Group of doctors standing in corridor on medical conference, looking at camera.

Practice Management

According to an article from AOPA, “O&P providers are collecting data on performance-based and patient-reported outcomes as a way of improving clinical decision making and providing better care.” But the article says we have taken “disparate approaches” to collecting that data and talks about the need to standardize the data. At OPIE Software and OPIE Choice we recognize the importance of data, both in O&P clinical decision making and in practice management. To that end, with significant input and refinement from your peers, we identified and defined “The Six Pillars of O&P Practice Management” to help you make your company better. 

The Practice Manager is responsible for “everything else” (non-clinical) that occurs during a patient encounter — from the organization and optimization of patient flow and office workflows to the implementation of policies and procedures. The job has a massive impact on business profitability.  

  • Organizing and optimizing patient flow 
  • Organizing and optimizing office workflows 
  • Financial Management 
  • Risk Management 
  • Human Resources Management 
  • Quality Management 
  • Business Operations 
  • Implementing policies and procedures to achieve the above 

What we realized is that there is a great deal of commonality in the way these responsibilities are executed. And while there is a good variety in the details, the basic objectives are very consistent across practices.  

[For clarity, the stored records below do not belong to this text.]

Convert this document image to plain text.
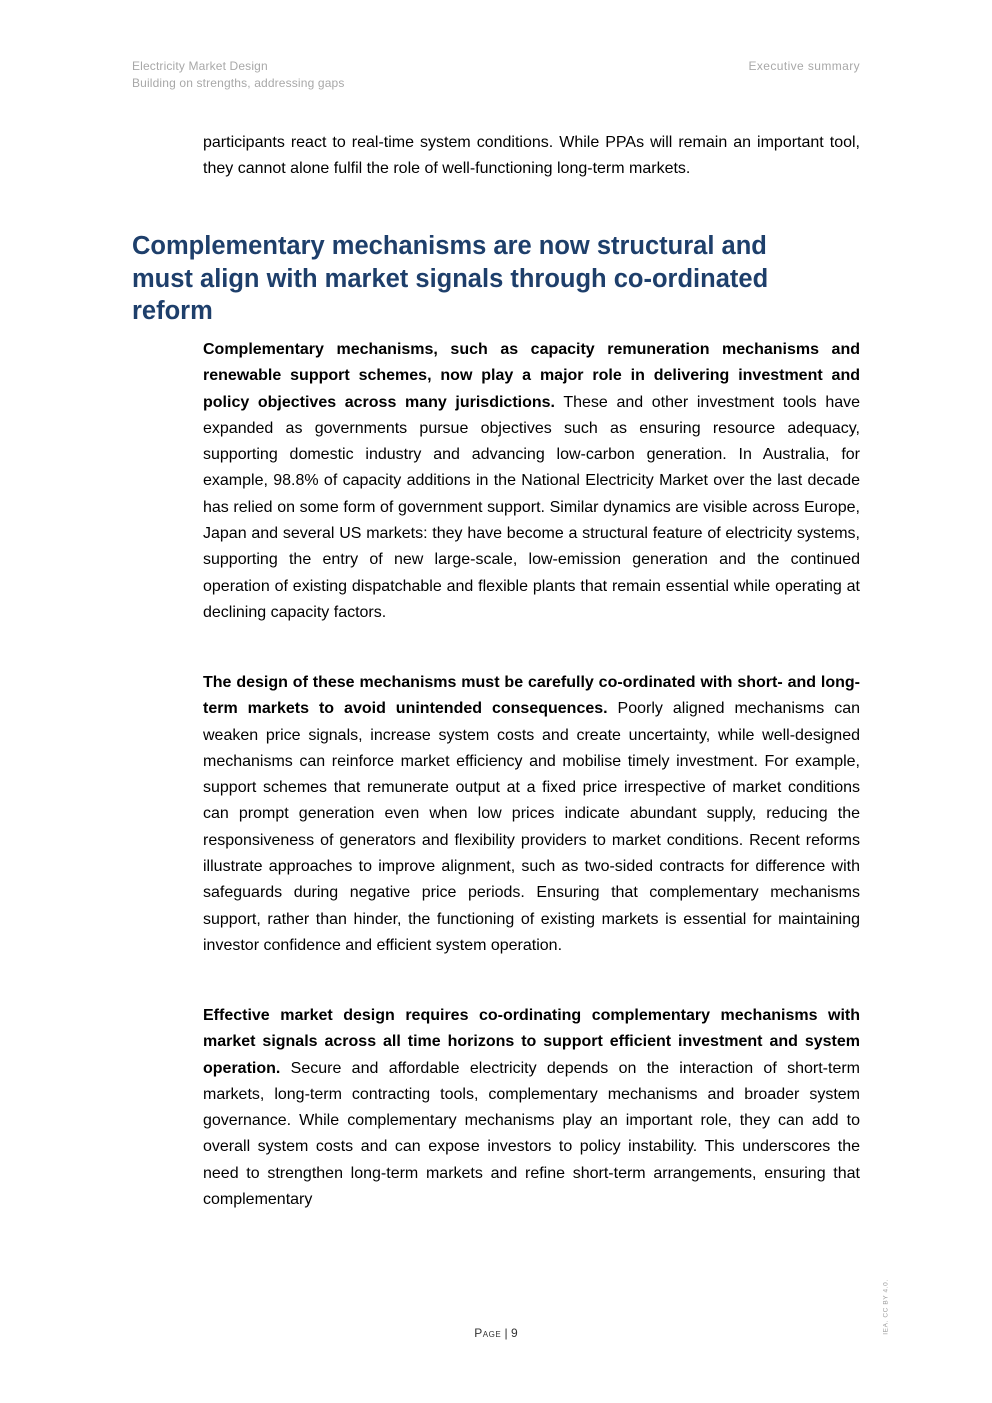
Electricity Market Design
Building on strengths, addressing gaps
Executive summary

participants react to real-time system conditions. While PPAs will remain an important tool, they cannot alone fulfil the role of well-functioning long-term markets.

Complementary mechanisms are now structural and must align with market signals through co-ordinated reform

Complementary mechanisms, such as capacity remuneration mechanisms and renewable support schemes, now play a major role in delivering investment and policy objectives across many jurisdictions. These and other investment tools have expanded as governments pursue objectives such as ensuring resource adequacy, supporting domestic industry and advancing low-carbon generation. In Australia, for example, 98.8% of capacity additions in the National Electricity Market over the last decade has relied on some form of government support. Similar dynamics are visible across Europe, Japan and several US markets: they have become a structural feature of electricity systems, supporting the entry of new large-scale, low-emission generation and the continued operation of existing dispatchable and flexible plants that remain essential while operating at declining capacity factors.

The design of these mechanisms must be carefully co-ordinated with short- and long-term markets to avoid unintended consequences. Poorly aligned mechanisms can weaken price signals, increase system costs and create uncertainty, while well-designed mechanisms can reinforce market efficiency and mobilise timely investment. For example, support schemes that remunerate output at a fixed price irrespective of market conditions can prompt generation even when low prices indicate abundant supply, reducing the responsiveness of generators and flexibility providers to market conditions. Recent reforms illustrate approaches to improve alignment, such as two-sided contracts for difference with safeguards during negative price periods. Ensuring that complementary mechanisms support, rather than hinder, the functioning of existing markets is essential for maintaining investor confidence and efficient system operation.

Effective market design requires co-ordinating complementary mechanisms with market signals across all time horizons to support efficient investment and system operation. Secure and affordable electricity depends on the interaction of short-term markets, long-term contracting tools, complementary mechanisms and broader system governance. While complementary mechanisms play an important role, they can add to overall system costs and can expose investors to policy instability. This underscores the need to strengthen long-term markets and refine short-term arrangements, ensuring that complementary

Page | 9	IEA. CC BY 4.0.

To improve profitability and efficiency, we needed to break practice management down into logical categories so we could focus our efforts to understand and then solve common challenges. We learned that no pillar stands alone. You can be better at one than another, but failure to address any one pillar will prevent your practice from excelling.  In no particular order the pillars are as follows: 

Administrative 

  • Accurate patient intake 
  • Documentation accuracy and completeness 
  • Patient scheduling 
  • Practitioner 1-1’s  
  • Patient outreach 
  • Referral source outreach 
  • Weekly planning 

Clinical 

  • Complete clinical documentation 
  • Does it demonstrate the value? 
  • Does it demonstrate medical necessity? 
  • Patient goals and progress 
  • Patient outcomes 
  • Patient-reported  
  • Clinically obtained 
  • Practitioner collaboration/cooperation with admin 
  • Practitioner efficiency 

Patient Satisfaction 

  • Moments Of Truth 
  • Patient Engagement 
  • Service Quality 
  • Survey provision rate 
  • Survey completion rate 
  • Patient Education 
  • Voice Of the Customer 

Materials & Fabrication 

  • Remake and repair frequency 
  • Cost of Materials 
  • Technician productivity 
  • Workflow tracking…where are backlogs? 
  • Order process…tied to the patient? 
  • Parts tracking 
  • Manufacturer recalls 

Strategy 

  • SWOT Analysis 
  • Environmental Scan – Referral sources 
  • Visit mix – Patient Funnel 
  • Focus on what makes you unique 
  • Understand your customers 
  • Know when to say “no.”  
  • If you are not moving forward, you are falling behind 

Financial 

  • Accounts Receivable 
  • Cash flow 
  • Understanding the cost of doing business 
  • Contracting 
  • Revenue per visit 
  • Cost per visit 
  • Revenue Cycle Management 

Our education program was redesigned around these pillars and seeks to identify and then teach best practices in each of these areas.   

Now that we have a really good understanding of the workflows in each pillar, we have been able to create data analysis tools that allow hosted OPIE users to rapidly identify trends, either positive or negative, and then Choice members are able to drill into that data down to the patient, claim, or Rx level to understand what is happening in the practice.